SHARE

The National Defense Authorization Act for fiscal year 2020 officially agreed upon by key lawmakers in the House and Senate would officially establish the U.S. Space Force as the sixth branch of the U.S. armed forces.

The leaders of the House and Senate Armed Services Committees unveiled their $738 billion conference agreement for the 2020 NDAA on Monday, which covers subjects from adversaries like Russia and China to major reforms to the private military housing system.

Assuming The NDAA passes both chambers of Congress, and is signed into law by the president, the United States Space Force Act, would redesignate Air Force Space Command as the United States Space Force (USSF), a new department within the Department of the Air Force not unlike the Marine Corps's status within the Navy.

The NDAA includes $72.4 million to stand up a new Space Force headquarters.

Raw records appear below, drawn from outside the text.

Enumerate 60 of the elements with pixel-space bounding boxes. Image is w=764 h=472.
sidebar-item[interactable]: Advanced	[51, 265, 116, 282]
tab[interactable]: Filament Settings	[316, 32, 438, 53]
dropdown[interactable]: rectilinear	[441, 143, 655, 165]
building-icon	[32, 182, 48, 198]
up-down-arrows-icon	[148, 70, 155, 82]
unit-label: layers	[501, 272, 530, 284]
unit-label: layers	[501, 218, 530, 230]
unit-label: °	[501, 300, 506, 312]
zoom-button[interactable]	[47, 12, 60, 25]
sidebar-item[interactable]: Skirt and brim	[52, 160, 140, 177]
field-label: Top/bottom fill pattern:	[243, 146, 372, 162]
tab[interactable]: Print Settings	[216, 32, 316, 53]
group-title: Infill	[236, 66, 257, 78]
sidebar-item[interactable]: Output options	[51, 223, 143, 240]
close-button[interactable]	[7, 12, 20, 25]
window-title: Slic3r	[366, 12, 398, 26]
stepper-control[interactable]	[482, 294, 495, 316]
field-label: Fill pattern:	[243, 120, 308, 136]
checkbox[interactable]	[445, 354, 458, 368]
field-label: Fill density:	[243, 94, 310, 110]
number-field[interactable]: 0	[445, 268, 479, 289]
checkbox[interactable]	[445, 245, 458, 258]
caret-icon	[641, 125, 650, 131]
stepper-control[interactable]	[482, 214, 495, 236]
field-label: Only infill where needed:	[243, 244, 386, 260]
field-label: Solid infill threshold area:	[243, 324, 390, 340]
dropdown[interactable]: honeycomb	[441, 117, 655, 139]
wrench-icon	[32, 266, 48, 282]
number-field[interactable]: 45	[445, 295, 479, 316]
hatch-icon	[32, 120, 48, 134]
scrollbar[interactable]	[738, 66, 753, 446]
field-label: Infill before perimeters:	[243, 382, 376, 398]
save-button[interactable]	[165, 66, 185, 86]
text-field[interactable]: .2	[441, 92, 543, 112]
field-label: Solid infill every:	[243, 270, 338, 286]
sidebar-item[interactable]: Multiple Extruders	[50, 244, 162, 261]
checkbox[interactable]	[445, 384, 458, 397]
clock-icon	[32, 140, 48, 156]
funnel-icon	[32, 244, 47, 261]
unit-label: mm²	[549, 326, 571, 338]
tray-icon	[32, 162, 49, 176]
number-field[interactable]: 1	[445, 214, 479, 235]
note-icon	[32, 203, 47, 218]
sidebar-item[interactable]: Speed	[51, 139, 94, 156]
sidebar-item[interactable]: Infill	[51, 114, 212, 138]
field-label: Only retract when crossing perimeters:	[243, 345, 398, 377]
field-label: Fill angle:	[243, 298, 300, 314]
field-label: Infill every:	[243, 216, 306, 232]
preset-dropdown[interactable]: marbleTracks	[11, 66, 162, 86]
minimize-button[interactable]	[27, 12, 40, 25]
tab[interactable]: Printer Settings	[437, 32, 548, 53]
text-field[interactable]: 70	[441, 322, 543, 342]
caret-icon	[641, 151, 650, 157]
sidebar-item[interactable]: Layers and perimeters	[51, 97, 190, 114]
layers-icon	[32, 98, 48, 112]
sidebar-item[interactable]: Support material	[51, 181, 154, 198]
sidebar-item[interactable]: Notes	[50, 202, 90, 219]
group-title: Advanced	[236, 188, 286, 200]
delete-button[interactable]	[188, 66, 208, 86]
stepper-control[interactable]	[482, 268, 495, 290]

It is unclear at this time exactly how many personnel will transfer from the Air Force to the nascent department.

According to the language, the Space Force has two primary goals: to provide freedom of operations in outer space and to facilitate “prompt and sustained” space operations.

Its specific duties include protecting U.S. interests in space, deterring aggression from other space-facing adversaries, conducting any and all space operations required by the U.S. government.

To achieve these goals, the NDAA would establish the Chief of Space Operations, a general in charge of the Space Force who, subservient to the Secretary of the Air Force and a member of the Joint Chiefs of Staff, would oversee “the space forces and such assets as may be organic therein,” according to the language.

Those assets will be determined by a new 'Space Force Acquisition Council' established within the office of the Secretary of the Air Force by the 2020 NDAA to “manage acquisition and integration of the Air Force for space systems and programs in order to ensure integration 17 across the national security space enterprise.”

That council would include not just the Chief of Space Operations, but a new Senate-confirmed Assistant Secretary of the Air Force for Space Acquisition and Integration who will “synchronize” existing space system efforts and oversee the Space and Missile Systems Center, Space Rapid Capabilities Office, and Space Development Agency.

Beyond the new space acquisition executive, the NDAA would also establish an Assistant Secretary of Defense for Space Policy whose principal duty “shall be the overall supervision of policy of the Department of Defense for space warfighting.''

(Sadly, the position does not appear to come with the title “Sky Marshal“)

It's unclear what “space warfighting” will actually look like, but one thing is clear at the moment: When the Pentagon imagines war in space, it is absolutely not concerned with alien adversaries — yet.